One late night, when I was nearly eleven, I heard a noisy row going on in my parents' bedroom. My father had just come from a beer drink. That was the first time that my father beat up my mother. From that day onwards life at home became hell. I had the impression that my father had begun to hate me. Several times I caught him giving me a look so baleful that my blood ran cold. When I told my mother, she said all would be well.
About a year later there was a noisy row, which I can never forget. I got out of my hut and crept across to my parents'. Through a crack in the wooden door I peeped in with frightened eyes.

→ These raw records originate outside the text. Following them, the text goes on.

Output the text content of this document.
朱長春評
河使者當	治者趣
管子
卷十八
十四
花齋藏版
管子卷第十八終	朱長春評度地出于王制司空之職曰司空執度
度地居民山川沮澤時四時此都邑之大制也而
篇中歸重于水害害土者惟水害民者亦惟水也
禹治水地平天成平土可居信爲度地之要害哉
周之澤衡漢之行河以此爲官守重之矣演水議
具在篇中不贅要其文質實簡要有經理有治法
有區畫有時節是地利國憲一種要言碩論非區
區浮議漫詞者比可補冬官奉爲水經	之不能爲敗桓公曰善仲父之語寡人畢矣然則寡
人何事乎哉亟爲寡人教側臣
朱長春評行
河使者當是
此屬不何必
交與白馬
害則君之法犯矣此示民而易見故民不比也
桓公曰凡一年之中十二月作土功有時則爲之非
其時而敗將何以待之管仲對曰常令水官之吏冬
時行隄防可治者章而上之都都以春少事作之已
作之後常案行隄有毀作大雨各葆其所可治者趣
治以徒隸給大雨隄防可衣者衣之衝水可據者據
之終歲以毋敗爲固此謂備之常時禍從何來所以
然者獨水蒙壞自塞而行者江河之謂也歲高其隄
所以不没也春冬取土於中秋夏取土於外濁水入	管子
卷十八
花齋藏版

A bright fire was in the centre of the hut, throwing a yellow light on the sorry scene. My mother was sprawled on the unpolished earthen floor. Her flimsy dress was shredded from what must have been a thorough beating.
When I saw the gag in her mouth I knew why her cries had been muted. Her face was bruised and swollen, as were the exposed parts of her body. Some of her wounds looked like they had been caused by fire. She writhed in slow motion. My father bent forward and wrenched the old sock from my mother's mouth.
"Now , tell me again!" he demanded, his grip tight on a pair of leather thongs.
"Devi, you were a sick and dying man. There was no money with which to pay the witchdoctor for your treatment.
The man who gave me Manana is the man who gave you your life."
"Whaa..a..at!" my father emitted a questioning scream, his brow knitted into a thunderstorm of anger.
"I gave myself away to save you..," my mother said quietly.
The leather thongs came down hard across her face, tearing an ugly cut across the temple. She whimpered in renewed pain.
"I debated hard before I gave myself to the witchdoctor.